La Cour d'Appel a retenu la Faute Inexcusable de l’employeur, le local peinture de l'entreprise n'étant pas isolé du reste de l'atelier, et aucune protection n'ayant été fournie aux salariés. 

Sa rente annuelle d’accidenté du travail a été majorée à son taux maximum. Il a en outre touché la somme de 16.500 euros à titre de dommages et intérêts le remboursement de ses frais d’avocat. 

Pour la première fois, une Cour d'Appel, statuant en matière de sécurité sociale, a accepté d'allouer à la victime une indemnité spécifique réparant la perte de son emploi, dès lors qu’elle résultait de la Faute Inexcusable de l’employeur.
 
Jugement du Tribunal des Affaires de Sécurité Sociale de VERSAILLES, 18 septembre 2008 (Mr K. / Sté ITON SEINE)
Une très violente explosion survient dans une aciérie. Bien qu'ayant été protégé par la vitre blindée du poste de contrôle où il se trouvait, Monsieur K., souffre d'une surdité de perception bilatérale. Il développera par la suite un grave syndrome dépressif post-traumatique (IPP 60 %). 

Le Tribunal a retenu la Faute Inexcusable de l'employeur, dont les installations, notamment les fours, n'étaient pas conformes à la législation en vigueur. 

Outre la majoration de sa rente d'accidenté du travail à son taux maximum, il a alloué à Monsieur K. une indemnité de 59.500 euros et le remboursement de ses frais de procédure.
 
Jugement du Conseil de Prud’hommes de PARIS, 30 mai 2008
Une journaliste du célèbre quotidien LIBÉRATION accepte de quitter la société dans le cadre d’un plan de restructuration, sous réserve que soit pris en compte, pour le calcul de ses indemnités, les 2 ans et demi passés en Côte-d’Ivoire en qualité d’envoyée spéciale du journal. 

Malgré l’accord écrit de la Directrice des Ressources Humaines, la société LIBÉRATION refuse de considérer Mme R. comme salariée du journal, pendant la période passée en Côte-d’Ivoire, soit un manque à gagner de 2 mois de salaire. 

Par décision du 30 mai 2008, le Conseil de Prud’hommes de PARIS a condamné la société LIBÉRATION a payer la somme de 7.800 euros à Mme R., plus 500 euros à titre de remboursement de ses frais de procédure.
 
Arrêt de la Cour d’Appel de VERSAILLES, 18 décembre 2007
Une salariée de la célèbre maison de couture LOUIS VUITTON est tombée malade, en raison de l’exposition à de très fortes colles, utilisées pour la fabrication de sacs de luxe. 

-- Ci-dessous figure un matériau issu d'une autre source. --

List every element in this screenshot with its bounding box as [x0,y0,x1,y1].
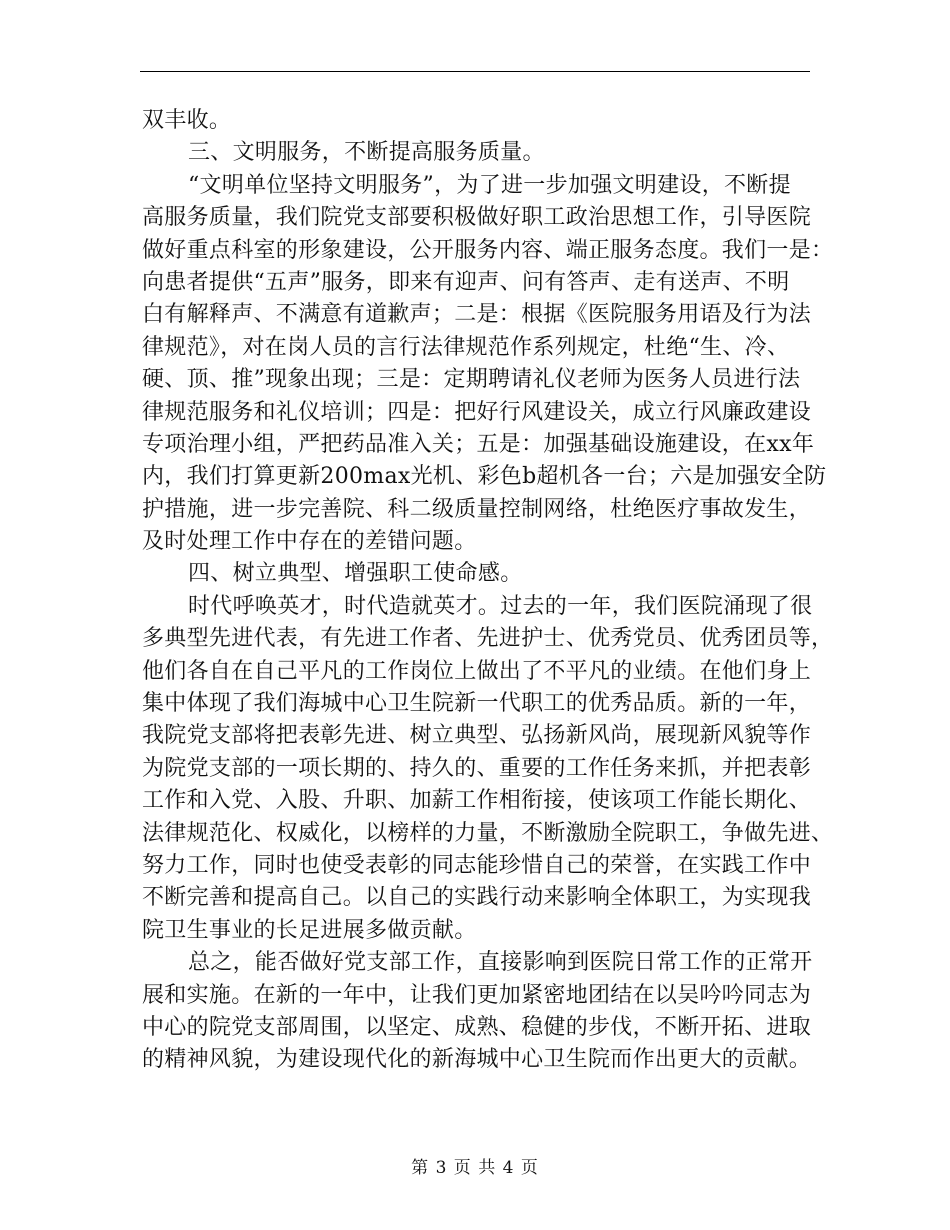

Nous avons donc engagé une procédure de Faute Inexcusable à l’encontre de son employeur, pour qu’elle soit dédommagée de ses préjudices. 

Par jugement du 22 juin 2006, le Tribunal des Affaires de Sécurité Sociale de NANTERRE a considéré que la maladie dont souffre Mme M. résultait bien des mauvaises conditions de travail, et constaté la Faute Inexcusable de la société LOUIS VUITTON. 

Cette dernière a fait appel de cette décision, et par un arrêt du 18 décembre 2007, la Cour d’Appel de VERSAILLES a confirmé que la société LOUIS VUITTON était bien responsable d’avoir causé la maladie de Mme M. 

L’affaire est toujours en cours, concernant la liquidation des dommages et intérêts dus à Mme M.